If rotary_emb is not None, freqs is squeezed but not moved to the target device. If rotary_emb is on CPU or a different GPU, this will cause a device mismatch runtime error when the returned rope_cos and rope_sin are used in Triton kernels. We should explicitly move freqs to device.

Suggested change
freqs = rotary_emb.squeeze(0).squeeze(0)
freqs = rotary_emb.squeeze(0).squeeze(0).to(device)

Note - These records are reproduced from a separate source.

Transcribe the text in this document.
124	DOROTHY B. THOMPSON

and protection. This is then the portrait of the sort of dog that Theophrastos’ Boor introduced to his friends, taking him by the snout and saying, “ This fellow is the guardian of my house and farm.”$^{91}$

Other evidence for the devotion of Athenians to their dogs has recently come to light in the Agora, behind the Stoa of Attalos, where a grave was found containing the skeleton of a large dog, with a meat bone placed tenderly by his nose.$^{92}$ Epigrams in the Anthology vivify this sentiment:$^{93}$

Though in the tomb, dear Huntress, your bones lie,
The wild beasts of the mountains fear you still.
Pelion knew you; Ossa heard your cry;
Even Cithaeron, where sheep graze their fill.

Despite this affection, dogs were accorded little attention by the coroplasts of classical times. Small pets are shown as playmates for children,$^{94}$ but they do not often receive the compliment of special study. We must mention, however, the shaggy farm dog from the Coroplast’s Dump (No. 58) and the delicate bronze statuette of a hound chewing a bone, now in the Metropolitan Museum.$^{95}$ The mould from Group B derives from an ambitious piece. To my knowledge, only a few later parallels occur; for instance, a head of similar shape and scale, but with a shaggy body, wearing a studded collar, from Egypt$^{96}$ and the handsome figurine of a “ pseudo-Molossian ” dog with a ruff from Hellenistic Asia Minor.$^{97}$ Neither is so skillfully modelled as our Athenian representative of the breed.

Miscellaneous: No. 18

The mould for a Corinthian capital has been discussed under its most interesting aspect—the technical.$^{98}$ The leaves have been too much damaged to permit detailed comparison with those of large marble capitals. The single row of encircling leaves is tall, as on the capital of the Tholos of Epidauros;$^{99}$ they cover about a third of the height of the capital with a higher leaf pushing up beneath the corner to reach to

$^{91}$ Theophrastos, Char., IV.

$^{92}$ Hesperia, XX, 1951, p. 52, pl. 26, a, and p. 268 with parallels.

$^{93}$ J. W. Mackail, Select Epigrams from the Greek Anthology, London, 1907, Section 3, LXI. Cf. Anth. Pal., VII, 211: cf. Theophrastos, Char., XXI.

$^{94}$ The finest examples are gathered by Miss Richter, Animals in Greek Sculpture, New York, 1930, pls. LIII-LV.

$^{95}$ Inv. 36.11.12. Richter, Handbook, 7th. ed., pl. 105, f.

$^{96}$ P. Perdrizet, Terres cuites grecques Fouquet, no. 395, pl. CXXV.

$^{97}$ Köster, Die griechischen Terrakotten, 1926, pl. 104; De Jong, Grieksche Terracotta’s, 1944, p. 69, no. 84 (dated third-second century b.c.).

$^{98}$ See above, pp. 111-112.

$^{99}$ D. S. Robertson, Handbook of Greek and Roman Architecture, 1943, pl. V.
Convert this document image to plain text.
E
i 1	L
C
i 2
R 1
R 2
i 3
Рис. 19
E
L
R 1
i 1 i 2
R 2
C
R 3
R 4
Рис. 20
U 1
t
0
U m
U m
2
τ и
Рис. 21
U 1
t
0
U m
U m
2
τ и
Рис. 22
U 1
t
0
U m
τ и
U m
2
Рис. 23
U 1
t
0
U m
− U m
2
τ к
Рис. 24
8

Comment on lines +1843 to +1861
init_kv_padded, init_z_padded = init_state_kv, init_state_z
if init_state_kv is not None:
B_, H_, D_in, D_out = init_state_kv.shape
BLOCK_D_ = I_P_kv.shape[-1]
if D_in != BLOCK_D_ or D_out != BLOCK_D_:
pad_in = BLOCK_D_ - D_in
pad_out = BLOCK_D_ - D_out
init_kv_padded = torch.nn.functional.pad(
init_state_kv.transpose(-1, -2).reshape(B_ * H_, D_out, D_in), (0, pad_in, 0, pad_out)
).contiguous()
else:
init_kv_padded = init_state_kv.transpose(-1, -2).reshape(B_ * H_, BLOCK_D_, BLOCK_D_).contiguous()
# z: (B, H, D) or (B, H, D, 1) → (BH, BLOCK_D)
z_ = init_state_z.squeeze(-1) if init_state_z.dim() == 4 else init_state_z
Bz_, Hz_, Dz_ = z_.shape
if Dz_ != BLOCK_D_:
init_z_padded = torch.nn.functional.pad(z_.reshape(Bz_ * Hz_, Dz_), (0, BLOCK_D_ - Dz_)).contiguous()
else:
init_z_padded = z_.reshape(Bz_ * Hz_, Dz_).contiguous()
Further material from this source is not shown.